Patty Tavatanakit made her professional debut at the U.S. Women’s Open at the end of May after two years of collegiate golf at UCLA. That start was overshadowed by the debuts of Maria Fassi and Jennifer Kupcho with Fassi finishing T12. Except for friends, family and a few Bruins in Charleston, S.C., almost no one would have noticed the long-hitting 19-year-old with more A’s and T’s in her name than Mississippi has S’s.

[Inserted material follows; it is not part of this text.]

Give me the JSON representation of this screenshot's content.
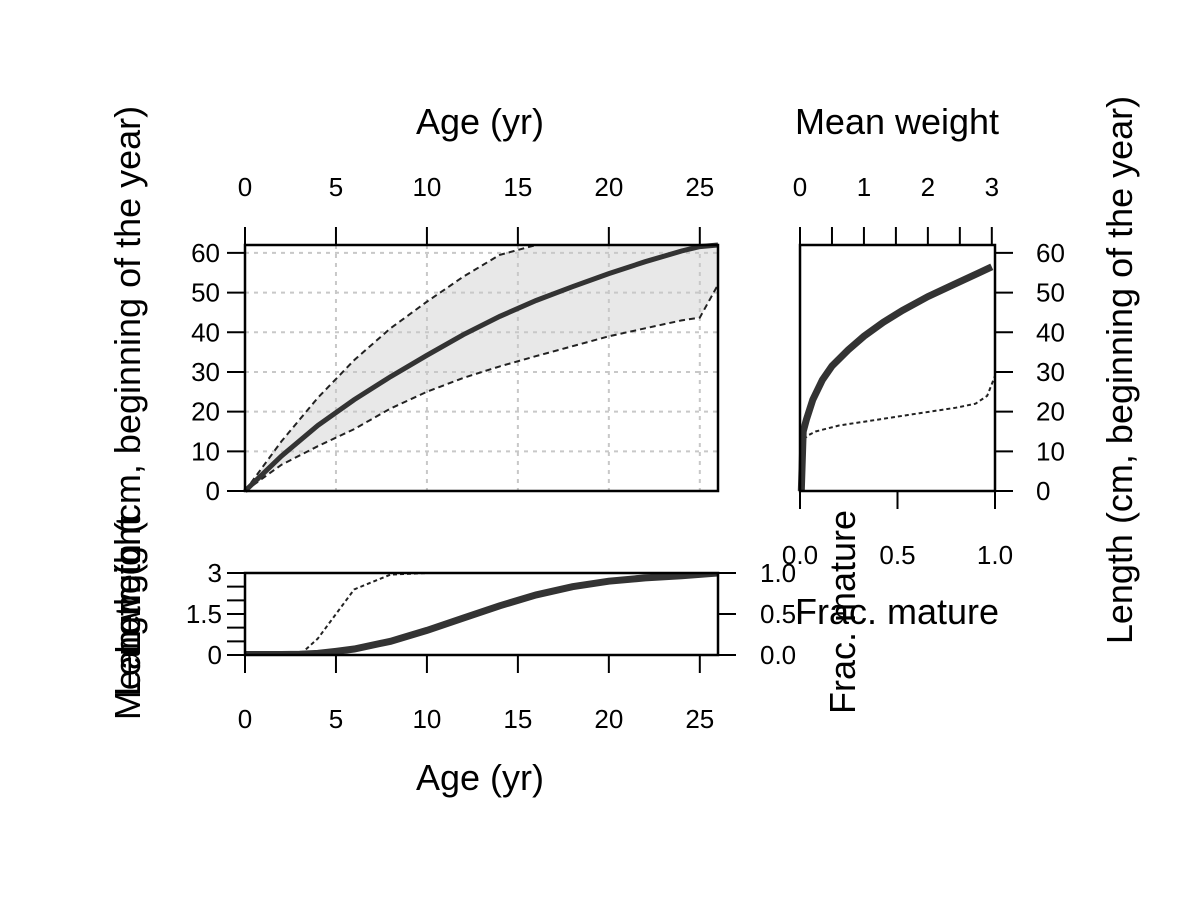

But if you follow the women’s game, you likely know Tavatanakit now, especially after she made headlines last Sunday at the Thornberry Creek LPGA Classic, playing on a sponsor exemption. Early on Sunday, Tavatanakit shot a final-round, 11-under 61, a round that included three eagles and five birdies. Her 20-under total tied for the lead before the final two groups teed off and proved to be good enough for a T15 finish. Golf Channel even broke away from its coverage of the European Tour’s Dubai Duty Free Irish Open to cover Tavatanakit’s final few holes as she chased 59, Annika Sörenstam’s 18-hole LPGA scoring record.

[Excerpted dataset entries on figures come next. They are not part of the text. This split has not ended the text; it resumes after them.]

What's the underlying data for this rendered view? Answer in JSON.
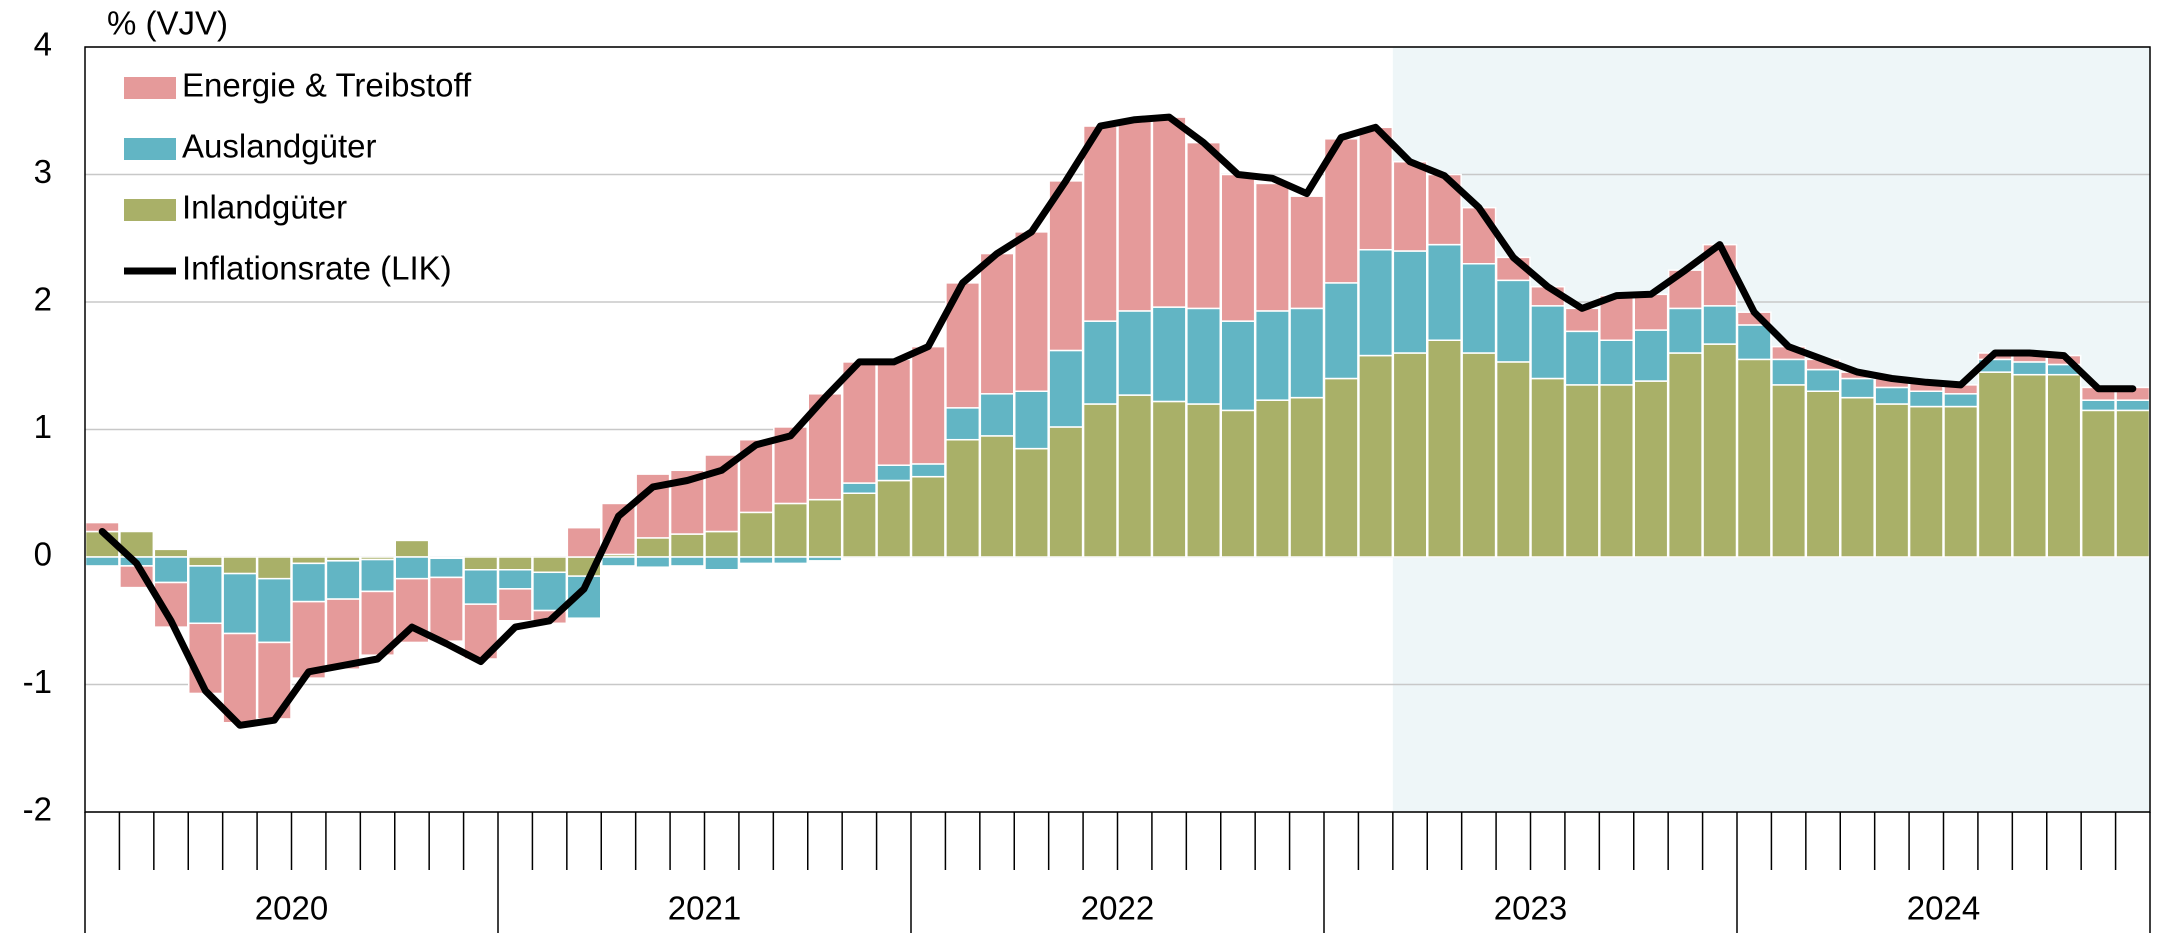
{
  "chart_data": {
    "type": "bar",
    "stacked": true,
    "y_axis_label": "% (VJV)",
    "categories": [
      null,
      null,
      null,
      null,
      null,
      null,
      null,
      null,
      null,
      null,
      null,
      null,
      null,
      null,
      null,
      null,
      null,
      null,
      null,
      null,
      null,
      null,
      null,
      null,
      null,
      null,
      null,
      null,
      null,
      null,
      null,
      null,
      null,
      null,
      null,
      null,
      null,
      null,
      null,
      null,
      null,
      null,
      null,
      null,
      null,
      null,
      null,
      null,
      null,
      null,
      null,
      null,
      null,
      null,
      null,
      null,
      null,
      null,
      null,
      null
    ],
    "groups": [
      "2020",
      "2021",
      "2022",
      "2023",
      "2024"
    ],
    "shaded_from": 38,
    "shade_color": "#eef6f8",
    "ylim": [
      -2,
      4
    ],
    "yticks": [
      -2,
      -1,
      0,
      1,
      2,
      3,
      4
    ],
    "grid": true,
    "legend": "top-left",
    "series": [
      {
        "name": "Inlandgüter",
        "type": "bar",
        "color": "#a9b068",
        "values": [
          0.2,
          0.2,
          0.06,
          -0.07,
          -0.13,
          -0.17,
          -0.05,
          -0.03,
          -0.02,
          0.13,
          -0.01,
          -0.1,
          -0.1,
          -0.12,
          -0.15,
          0.02,
          0.15,
          0.18,
          0.2,
          0.35,
          0.42,
          0.45,
          0.5,
          0.6,
          0.63,
          0.92,
          0.95,
          0.85,
          1.02,
          1.2,
          1.27,
          1.22,
          1.2,
          1.15,
          1.23,
          1.25,
          1.4,
          1.58,
          1.6,
          1.7,
          1.6,
          1.53,
          1.4,
          1.35,
          1.35,
          1.38,
          1.6,
          1.67,
          1.55,
          1.35,
          1.3,
          1.25,
          1.2,
          1.18,
          1.18,
          1.45,
          1.43,
          1.43,
          1.15,
          1.15
        ]
      },
      {
        "name": "Auslandgüter",
        "type": "bar",
        "color": "#62b5c4",
        "values": [
          -0.07,
          -0.07,
          -0.2,
          -0.45,
          -0.47,
          -0.5,
          -0.3,
          -0.3,
          -0.25,
          -0.17,
          -0.15,
          -0.27,
          -0.15,
          -0.3,
          -0.33,
          -0.07,
          -0.08,
          -0.07,
          -0.1,
          -0.05,
          -0.05,
          -0.03,
          0.08,
          0.12,
          0.1,
          0.25,
          0.33,
          0.45,
          0.6,
          0.65,
          0.66,
          0.74,
          0.75,
          0.7,
          0.7,
          0.7,
          0.75,
          0.83,
          0.8,
          0.75,
          0.7,
          0.64,
          0.57,
          0.42,
          0.35,
          0.4,
          0.35,
          0.3,
          0.27,
          0.2,
          0.17,
          0.15,
          0.13,
          0.12,
          0.1,
          0.1,
          0.1,
          0.08,
          0.08,
          0.08
        ]
      },
      {
        "name": "Energie & Treibstoff",
        "type": "bar",
        "color": "#e59a9a",
        "values": [
          0.07,
          -0.17,
          -0.35,
          -0.55,
          -0.7,
          -0.6,
          -0.6,
          -0.55,
          -0.5,
          -0.5,
          -0.5,
          -0.43,
          -0.25,
          -0.1,
          0.23,
          0.4,
          0.5,
          0.5,
          0.6,
          0.57,
          0.6,
          0.83,
          0.95,
          0.83,
          0.92,
          0.98,
          1.1,
          1.25,
          1.33,
          1.53,
          1.5,
          1.49,
          1.3,
          1.15,
          1.0,
          0.88,
          1.13,
          0.96,
          0.7,
          0.55,
          0.44,
          0.18,
          0.15,
          0.18,
          0.35,
          0.28,
          0.3,
          0.48,
          0.1,
          0.1,
          0.08,
          0.05,
          0.07,
          0.07,
          0.07,
          0.05,
          0.05,
          0.07,
          0.1,
          0.1
        ]
      },
      {
        "name": "Inflationsrate (LIK)",
        "type": "line",
        "color": "#000000",
        "values": [
          0.2,
          -0.05,
          -0.5,
          -1.05,
          -1.32,
          -1.28,
          -0.9,
          -0.85,
          -0.8,
          -0.55,
          -0.68,
          -0.82,
          -0.55,
          -0.5,
          -0.25,
          0.32,
          0.55,
          0.6,
          0.68,
          0.88,
          0.95,
          1.25,
          1.53,
          1.53,
          1.65,
          2.15,
          2.38,
          2.55,
          2.95,
          3.38,
          3.43,
          3.45,
          3.25,
          3.0,
          2.97,
          2.85,
          3.29,
          3.37,
          3.1,
          2.99,
          2.74,
          2.35,
          2.12,
          1.95,
          2.05,
          2.06,
          2.25,
          2.45,
          1.92,
          1.65,
          1.55,
          1.45,
          1.4,
          1.37,
          1.35,
          1.6,
          1.6,
          1.58,
          1.32,
          1.32
        ]
      }
    ]
  }
}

But when the Bangkok native talked to me about her college golf experience, she was frank about her time in Southern California.
“Over the last three months (of the college golf season), I realized I just wanted to play golf and focus on it and have that as my career because no matter how long it takes, I want be a pro golfer, so I said why not just start now,” Tavatanikit said. “I can always go back to school and get my degree.”

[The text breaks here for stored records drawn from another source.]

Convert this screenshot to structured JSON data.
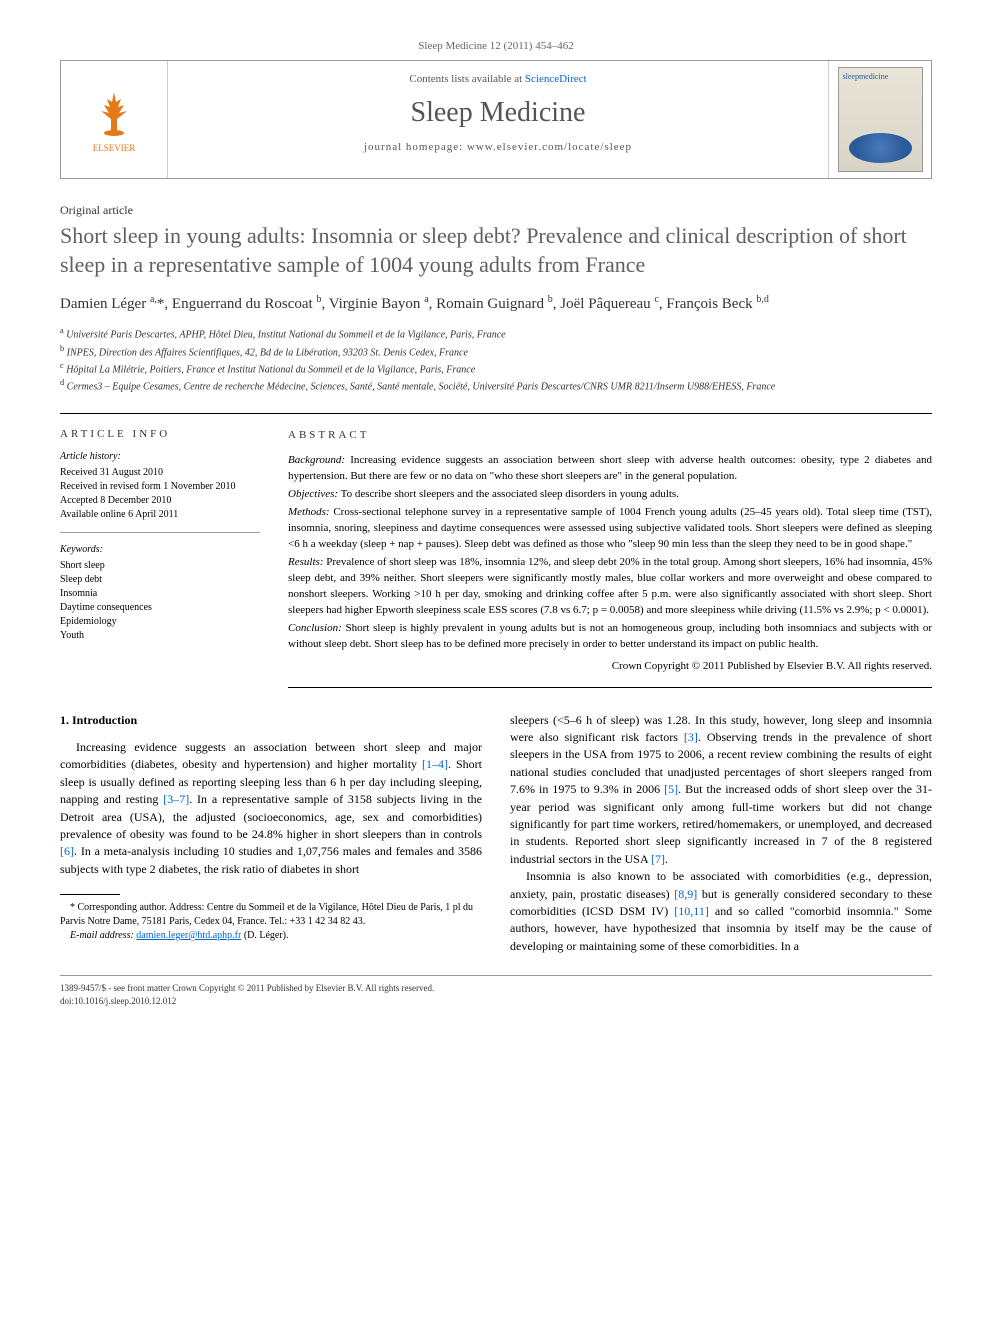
{
  "header": {
    "citation": "Sleep Medicine 12 (2011) 454–462",
    "contents_prefix": "Contents lists available at ",
    "contents_link": "ScienceDirect",
    "journal": "Sleep Medicine",
    "homepage_prefix": "journal homepage: ",
    "homepage": "www.elsevier.com/locate/sleep",
    "publisher_name": "ELSEVIER",
    "cover_label": "sleepmedicine"
  },
  "article": {
    "type": "Original article",
    "title": "Short sleep in young adults: Insomnia or sleep debt? Prevalence and clinical description of short sleep in a representative sample of 1004 young adults from France",
    "authors_html": "Damien Léger <sup>a,</sup>*, Enguerrand du Roscoat <sup>b</sup>, Virginie Bayon <sup>a</sup>, Romain Guignard <sup>b</sup>, Joël Pâquereau <sup>c</sup>, François Beck <sup>b,d</sup>",
    "affiliations": [
      "a Université Paris Descartes, APHP, Hôtel Dieu, Institut National du Sommeil et de la Vigilance, Paris, France",
      "b INPES, Direction des Affaires Scientifiques, 42, Bd de la Libération, 93203 St. Denis Cedex, France",
      "c Hôpital La Milétrie, Poitiers, France et Institut National du Sommeil et de la Vigilance, Paris, France",
      "d Cermes3 – Equipe Cesames, Centre de recherche Médecine, Sciences, Santé, Santé mentale, Société, Université Paris Descartes/CNRS UMR 8211/Inserm U988/EHESS, France"
    ]
  },
  "info": {
    "heading": "ARTICLE INFO",
    "history_label": "Article history:",
    "history": [
      "Received 31 August 2010",
      "Received in revised form 1 November 2010",
      "Accepted 8 December 2010",
      "Available online 6 April 2011"
    ],
    "keywords_label": "Keywords:",
    "keywords": [
      "Short sleep",
      "Sleep debt",
      "Insomnia",
      "Daytime consequences",
      "Epidemiology",
      "Youth"
    ]
  },
  "abstract": {
    "heading": "ABSTRACT",
    "background_label": "Background:",
    "background": "Increasing evidence suggests an association between short sleep with adverse health outcomes: obesity, type 2 diabetes and hypertension. But there are few or no data on \"who these short sleepers are\" in the general population.",
    "objectives_label": "Objectives:",
    "objectives": "To describe short sleepers and the associated sleep disorders in young adults.",
    "methods_label": "Methods:",
    "methods": "Cross-sectional telephone survey in a representative sample of 1004 French young adults (25–45 years old). Total sleep time (TST), insomnia, snoring, sleepiness and daytime consequences were assessed using subjective validated tools. Short sleepers were defined as sleeping <6 h a weekday (sleep + nap + pauses). Sleep debt was defined as those who \"sleep 90 min less than the sleep they need to be in good shape.\"",
    "results_label": "Results:",
    "results": "Prevalence of short sleep was 18%, insomnia 12%, and sleep debt 20% in the total group. Among short sleepers, 16% had insomnia, 45% sleep debt, and 39% neither. Short sleepers were significantly mostly males, blue collar workers and more overweight and obese compared to nonshort sleepers. Working >10 h per day, smoking and drinking coffee after 5 p.m. were also significantly associated with short sleep. Short sleepers had higher Epworth sleepiness scale ESS scores (7.8 vs 6.7; p = 0.0058) and more sleepiness while driving (11.5% vs 2.9%; p < 0.0001).",
    "conclusion_label": "Conclusion:",
    "conclusion": "Short sleep is highly prevalent in young adults but is not an homogeneous group, including both insomniacs and subjects with or without sleep debt. Short sleep has to be defined more precisely in order to better understand its impact on public health.",
    "copyright": "Crown Copyright © 2011 Published by Elsevier B.V. All rights reserved."
  },
  "body": {
    "section1_heading": "1. Introduction",
    "col1_p1": "Increasing evidence suggests an association between short sleep and major comorbidities (diabetes, obesity and hypertension) and higher mortality [1–4]. Short sleep is usually defined as reporting sleeping less than 6 h per day including sleeping, napping and resting [3–7]. In a representative sample of 3158 subjects living in the Detroit area (USA), the adjusted (socioeconomics, age, sex and comorbidities) prevalence of obesity was found to be 24.8% higher in short sleepers than in controls [6]. In a meta-analysis including 10 studies and 1,07,756 males and females and 3586 subjects with type 2 diabetes, the risk ratio of diabetes in short",
    "col2_p1": "sleepers (<5–6 h of sleep) was 1.28. In this study, however, long sleep and insomnia were also significant risk factors [3]. Observing trends in the prevalence of short sleepers in the USA from 1975 to 2006, a recent review combining the results of eight national studies concluded that unadjusted percentages of short sleepers ranged from 7.6% in 1975 to 9.3% in 2006 [5]. But the increased odds of short sleep over the 31-year period was significant only among full-time workers but did not change significantly for part time workers, retired/homemakers, or unemployed, and decreased in students. Reported short sleep significantly increased in 7 of the 8 registered industrial sectors in the USA [7].",
    "col2_p2": "Insomnia is also known to be associated with comorbidities (e.g., depression, anxiety, pain, prostatic diseases) [8,9] but is generally considered secondary to these comorbidities (ICSD DSM IV) [10,11] and so called \"comorbid insomnia.\" Some authors, however, have hypothesized that insomnia by itself may be the cause of developing or maintaining some of these comorbidities. In a"
  },
  "footnotes": {
    "corr": "* Corresponding author. Address: Centre du Sommeil et de la Vigilance, Hôtel Dieu de Paris, 1 pl du Parvis Notre Dame, 75181 Paris, Cedex 04, France. Tel.: +33 1 42 34 82 43.",
    "email_label": "E-mail address:",
    "email": "damien.leger@htd.aphp.fr",
    "email_suffix": "(D. Léger)."
  },
  "footer": {
    "line1": "1389-9457/$ - see front matter Crown Copyright © 2011 Published by Elsevier B.V. All rights reserved.",
    "line2": "doi:10.1016/j.sleep.2010.12.012"
  },
  "colors": {
    "link": "#0066cc",
    "elsevier_orange": "#e67817",
    "title_gray": "#606060",
    "text": "#000000",
    "muted": "#555555"
  }
}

She really didn’t take to the college golf atmosphere. That’s why she turned pro after earning Symetra Tour status at LPGA Q-Series last fall.
“When I wasn’t playing well at the college level or I wasn’t dominating, that spoke louder to me than anything because then I couldn’t focus fully and be ‘all in’ on my golf game,” she said. “It was because I had to study and keep my grades up for school and for the team. … I need to focus a lot on myself. And to be honest, it wasn’t helping me to be in a team environment because you’re with a lot of people. It wasn’t healthy for me.”
“I’m just going with the flow here. One bad round and one bad shot isn’t going to bother me.” – Patty Tavatanakit
Being comfortable playing as an individual, out on her own, showed at Thornberry Creek.
“I really didn’t think about shooting low and that’s probably why I did,” Tavatanakit said. “I was just focusing on each shot, and it just helped me hone in on my game more on each shot tee to green. … I was just caught up in the moment, a good moment. I was just converting all of those eagles and birdies and they just happened to add up to 61.”
It was just her second LPGA start as a pro but she did shoot a closing 68 in April to finish T26 in the ANA Inspiration, an event she played instead of the Augusta National Women’s Amateur.
“It felt like it was a really long week,” Tavatanakit said of Thornberry Creek. “I guess I was just used to the three-day format on the Symetra Tour but the last round made it all up with me being kind of tired but it was a really good round. It was something I learned from and took a lot of confidence away from it.
“I felt comfortable that week because I got to see Lilia Vu (her former UCLA teammate), Jennifer Kupcho, Sophia Schubert – they are all my friends and we got to hang out, and talk and catch up, so it didn’t feel too intense for me. I liked it a lot that week – catch up with my girls and it was nice to see the fans.”
She nearly doubled her earnings in just one week on the LPGA compared to her Symetra Tour starts, which included a runner-up finish at the Prasco Charity Championship. During her four starts as a pro, Tavatanakit has earned nearly $70,000.
Tavatanakit doesn’t have any more LPGA sponsor exemptions lined up currently. Her main objective is playing on the Symetra Tour and earning enough money to start next season on the LPGA. Her quest to earn an LPGA card by finishing in the top 10 on the Symetra Tour money list continues at this week’s Donald Ross Classic at French Lick Resort in Indiana. She opened with a sparkling 5-under-par 66 to take the lead by a stroke entering Friday’s second round.
“I’m just going with the flow here,” Tavatanakit said. “One bad round and one bad shot isn’t going to bother me. I’m going to have a whole career so I don’t think it affects me if I play bad. But I have low expectations just because how far I am behind everyone on the money list.
“I mean, I do have expectations, but overall I don’t think, oh I have to win this tournament, or I have to finish top-10, top-five.
“I’m just out here trying to learn how to be a pro, get my card and get to the LPGA to contend out there next year.”